Intel is going into the HVAC sector. ;)

They're really running the edge here to compete with (and beat!) AMD, I like it. Never a bad thing, competition.

Should be interesting to see what they release as a proper response when they take the time to do it right.
 
Intel is going into the HVAC sector. ;)

They're really running the edge here to compete with (and beat!) AMD, I like it. Never a bad thing, competition.

Should be interesting to see what they release as a proper response when they take the time to do it right.

I like the competition as well. I just took so many shots for going with a 9590 it was time to have a little fun :)
 
Holy crap... Looks like I will have to delid my 9900K even though its soldered and then lap it down .20mm

This is a very good video talking about thermals of the 9900K

Skip to 11:15 .... the most important chart in the video.

 
What we do know is that at a full 16 thread load is that the 9900K shows a ~31% power usage increase compared to the 2700X, which greatly outpaces its performance increases shown in our benchmarks (16% average).

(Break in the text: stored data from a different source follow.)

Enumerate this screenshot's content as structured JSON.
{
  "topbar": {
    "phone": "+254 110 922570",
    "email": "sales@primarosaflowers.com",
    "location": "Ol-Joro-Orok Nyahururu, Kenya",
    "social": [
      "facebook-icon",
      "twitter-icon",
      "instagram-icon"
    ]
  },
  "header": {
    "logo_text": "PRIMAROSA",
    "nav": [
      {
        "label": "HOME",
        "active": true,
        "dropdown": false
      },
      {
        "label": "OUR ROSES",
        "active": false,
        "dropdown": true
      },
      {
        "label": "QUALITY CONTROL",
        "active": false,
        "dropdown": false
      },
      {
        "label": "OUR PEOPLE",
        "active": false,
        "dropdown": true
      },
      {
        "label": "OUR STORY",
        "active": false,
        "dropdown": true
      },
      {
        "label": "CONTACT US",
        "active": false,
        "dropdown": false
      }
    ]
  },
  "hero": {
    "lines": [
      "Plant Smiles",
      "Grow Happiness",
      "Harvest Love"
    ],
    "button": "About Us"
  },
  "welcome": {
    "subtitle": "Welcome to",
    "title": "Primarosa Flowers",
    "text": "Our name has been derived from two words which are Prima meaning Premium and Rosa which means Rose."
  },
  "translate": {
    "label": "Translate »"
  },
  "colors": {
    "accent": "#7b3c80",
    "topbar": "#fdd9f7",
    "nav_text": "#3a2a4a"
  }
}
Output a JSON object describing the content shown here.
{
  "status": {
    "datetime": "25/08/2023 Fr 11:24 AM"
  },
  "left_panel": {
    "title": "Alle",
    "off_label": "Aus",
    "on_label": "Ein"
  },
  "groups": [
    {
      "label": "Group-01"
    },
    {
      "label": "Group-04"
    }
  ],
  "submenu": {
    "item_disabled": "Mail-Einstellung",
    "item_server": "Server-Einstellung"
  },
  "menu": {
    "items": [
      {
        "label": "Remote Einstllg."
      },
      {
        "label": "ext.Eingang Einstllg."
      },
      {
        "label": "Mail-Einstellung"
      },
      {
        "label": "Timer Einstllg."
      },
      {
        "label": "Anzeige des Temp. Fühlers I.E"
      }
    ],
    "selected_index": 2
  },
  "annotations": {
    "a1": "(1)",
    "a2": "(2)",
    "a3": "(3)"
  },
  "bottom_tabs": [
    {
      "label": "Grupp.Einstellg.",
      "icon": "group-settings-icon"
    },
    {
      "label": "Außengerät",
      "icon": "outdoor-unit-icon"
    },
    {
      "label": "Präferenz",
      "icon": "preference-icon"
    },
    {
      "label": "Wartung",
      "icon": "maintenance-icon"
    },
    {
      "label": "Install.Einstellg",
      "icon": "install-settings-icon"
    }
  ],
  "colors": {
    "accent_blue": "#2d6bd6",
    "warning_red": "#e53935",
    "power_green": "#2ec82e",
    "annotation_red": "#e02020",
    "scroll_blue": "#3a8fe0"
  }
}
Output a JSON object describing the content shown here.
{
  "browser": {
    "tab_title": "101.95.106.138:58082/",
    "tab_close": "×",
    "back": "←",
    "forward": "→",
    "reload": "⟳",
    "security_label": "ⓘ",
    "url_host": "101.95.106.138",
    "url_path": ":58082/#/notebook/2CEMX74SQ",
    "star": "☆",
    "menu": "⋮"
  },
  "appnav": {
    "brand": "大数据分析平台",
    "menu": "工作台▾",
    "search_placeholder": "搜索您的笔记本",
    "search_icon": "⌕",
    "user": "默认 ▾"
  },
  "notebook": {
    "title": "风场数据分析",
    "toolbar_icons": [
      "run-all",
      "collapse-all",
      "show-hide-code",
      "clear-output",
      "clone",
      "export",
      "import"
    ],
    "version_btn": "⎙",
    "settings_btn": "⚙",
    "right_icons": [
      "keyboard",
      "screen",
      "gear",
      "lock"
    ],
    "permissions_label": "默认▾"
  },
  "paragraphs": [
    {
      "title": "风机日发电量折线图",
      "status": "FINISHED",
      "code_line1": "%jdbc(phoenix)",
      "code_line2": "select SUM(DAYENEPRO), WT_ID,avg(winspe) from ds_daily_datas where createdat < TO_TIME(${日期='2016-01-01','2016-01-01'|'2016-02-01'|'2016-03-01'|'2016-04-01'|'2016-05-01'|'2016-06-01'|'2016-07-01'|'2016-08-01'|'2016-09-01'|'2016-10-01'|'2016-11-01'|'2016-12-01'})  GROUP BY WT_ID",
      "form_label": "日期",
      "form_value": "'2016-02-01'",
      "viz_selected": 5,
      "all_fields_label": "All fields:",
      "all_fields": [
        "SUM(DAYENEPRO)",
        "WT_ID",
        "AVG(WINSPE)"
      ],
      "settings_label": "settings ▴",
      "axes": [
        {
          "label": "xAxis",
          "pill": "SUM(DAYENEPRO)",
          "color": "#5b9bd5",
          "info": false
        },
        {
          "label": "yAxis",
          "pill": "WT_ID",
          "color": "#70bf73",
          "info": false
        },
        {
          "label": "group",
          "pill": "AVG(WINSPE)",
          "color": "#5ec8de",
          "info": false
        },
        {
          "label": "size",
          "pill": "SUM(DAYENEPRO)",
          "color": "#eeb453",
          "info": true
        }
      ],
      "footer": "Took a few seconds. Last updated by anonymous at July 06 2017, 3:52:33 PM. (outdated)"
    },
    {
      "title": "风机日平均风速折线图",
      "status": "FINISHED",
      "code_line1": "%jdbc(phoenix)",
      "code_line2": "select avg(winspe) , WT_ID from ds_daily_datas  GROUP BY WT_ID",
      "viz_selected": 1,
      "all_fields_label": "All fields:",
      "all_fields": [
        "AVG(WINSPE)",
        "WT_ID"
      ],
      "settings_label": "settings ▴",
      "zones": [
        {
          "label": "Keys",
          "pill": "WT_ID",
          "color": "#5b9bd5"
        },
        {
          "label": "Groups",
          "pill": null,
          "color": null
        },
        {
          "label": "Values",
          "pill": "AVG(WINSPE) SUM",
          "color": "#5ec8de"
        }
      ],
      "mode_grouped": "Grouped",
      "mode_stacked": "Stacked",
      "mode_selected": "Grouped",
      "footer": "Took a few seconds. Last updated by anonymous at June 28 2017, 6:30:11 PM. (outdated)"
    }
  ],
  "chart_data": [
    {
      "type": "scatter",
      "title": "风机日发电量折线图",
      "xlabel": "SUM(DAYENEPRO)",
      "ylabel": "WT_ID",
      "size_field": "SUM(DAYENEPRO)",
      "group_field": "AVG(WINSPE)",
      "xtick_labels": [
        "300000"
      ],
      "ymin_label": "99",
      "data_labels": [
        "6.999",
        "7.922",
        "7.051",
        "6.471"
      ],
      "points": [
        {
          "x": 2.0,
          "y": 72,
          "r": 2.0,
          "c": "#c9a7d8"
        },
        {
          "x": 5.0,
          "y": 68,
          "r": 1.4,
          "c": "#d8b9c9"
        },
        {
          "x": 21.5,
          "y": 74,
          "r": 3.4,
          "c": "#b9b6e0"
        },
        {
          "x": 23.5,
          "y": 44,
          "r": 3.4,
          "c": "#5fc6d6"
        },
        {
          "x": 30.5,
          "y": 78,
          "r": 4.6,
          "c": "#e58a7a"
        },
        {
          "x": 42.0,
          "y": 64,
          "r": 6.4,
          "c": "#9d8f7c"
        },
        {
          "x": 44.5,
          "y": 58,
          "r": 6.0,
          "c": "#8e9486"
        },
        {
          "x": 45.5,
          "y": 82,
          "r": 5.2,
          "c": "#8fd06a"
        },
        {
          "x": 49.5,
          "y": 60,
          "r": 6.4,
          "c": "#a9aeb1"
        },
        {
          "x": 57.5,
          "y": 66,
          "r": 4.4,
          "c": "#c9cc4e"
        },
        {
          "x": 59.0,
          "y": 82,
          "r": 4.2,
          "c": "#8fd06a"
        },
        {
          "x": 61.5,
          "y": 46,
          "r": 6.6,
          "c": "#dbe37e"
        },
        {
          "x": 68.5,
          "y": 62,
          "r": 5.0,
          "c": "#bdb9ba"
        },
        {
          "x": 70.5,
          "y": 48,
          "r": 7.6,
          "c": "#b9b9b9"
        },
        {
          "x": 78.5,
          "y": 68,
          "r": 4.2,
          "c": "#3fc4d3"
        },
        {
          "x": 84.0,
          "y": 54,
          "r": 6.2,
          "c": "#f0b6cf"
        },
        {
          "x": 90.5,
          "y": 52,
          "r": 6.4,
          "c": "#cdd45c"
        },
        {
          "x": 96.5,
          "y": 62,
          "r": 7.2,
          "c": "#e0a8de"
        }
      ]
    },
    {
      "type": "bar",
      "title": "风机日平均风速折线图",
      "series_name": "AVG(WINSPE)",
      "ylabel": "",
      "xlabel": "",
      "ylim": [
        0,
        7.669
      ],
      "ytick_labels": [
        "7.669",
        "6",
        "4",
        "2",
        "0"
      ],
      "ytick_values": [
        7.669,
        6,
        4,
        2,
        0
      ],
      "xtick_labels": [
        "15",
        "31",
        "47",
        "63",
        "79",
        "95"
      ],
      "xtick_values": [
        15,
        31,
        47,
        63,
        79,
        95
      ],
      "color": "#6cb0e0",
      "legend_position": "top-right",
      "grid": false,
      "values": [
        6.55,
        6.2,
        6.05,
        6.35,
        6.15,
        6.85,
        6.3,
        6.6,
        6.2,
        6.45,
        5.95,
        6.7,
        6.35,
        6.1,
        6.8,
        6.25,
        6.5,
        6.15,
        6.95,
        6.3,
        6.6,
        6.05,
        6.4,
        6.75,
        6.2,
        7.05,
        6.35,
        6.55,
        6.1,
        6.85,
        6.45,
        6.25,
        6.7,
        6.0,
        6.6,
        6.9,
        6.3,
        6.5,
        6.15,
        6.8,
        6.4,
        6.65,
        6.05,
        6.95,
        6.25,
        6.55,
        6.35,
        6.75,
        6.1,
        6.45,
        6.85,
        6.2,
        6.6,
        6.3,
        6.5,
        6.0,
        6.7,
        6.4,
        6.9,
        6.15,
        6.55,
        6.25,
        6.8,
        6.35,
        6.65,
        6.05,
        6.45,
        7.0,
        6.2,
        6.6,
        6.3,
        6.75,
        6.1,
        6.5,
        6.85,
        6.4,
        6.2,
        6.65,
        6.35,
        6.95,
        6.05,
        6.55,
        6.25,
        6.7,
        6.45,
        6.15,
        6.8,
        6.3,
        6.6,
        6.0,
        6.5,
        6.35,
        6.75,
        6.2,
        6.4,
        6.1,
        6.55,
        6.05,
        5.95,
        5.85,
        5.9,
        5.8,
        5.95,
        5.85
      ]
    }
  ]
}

Hoooooooooooooooooooooooooooooooooly shit, AMD beating Intel on performance per watt. 37 more watts at full thread load? Shit, the world is over
 
you get 16x pcie lanes DIRECTLY to the CPU, however the chipset also have other 24x PCIe-Lanes for a total of 40 usable.. this has been this way since skylake IIRC. so you can still have your GPU in fully x16 and drive the other components by the mobo chipset.
Yeah, 24 lanes that bottleneck into 4.
 
Even If you do want one, it appears as of right now you'll be waiting until December.

Was going to put one together, but Intel made up my mind for me.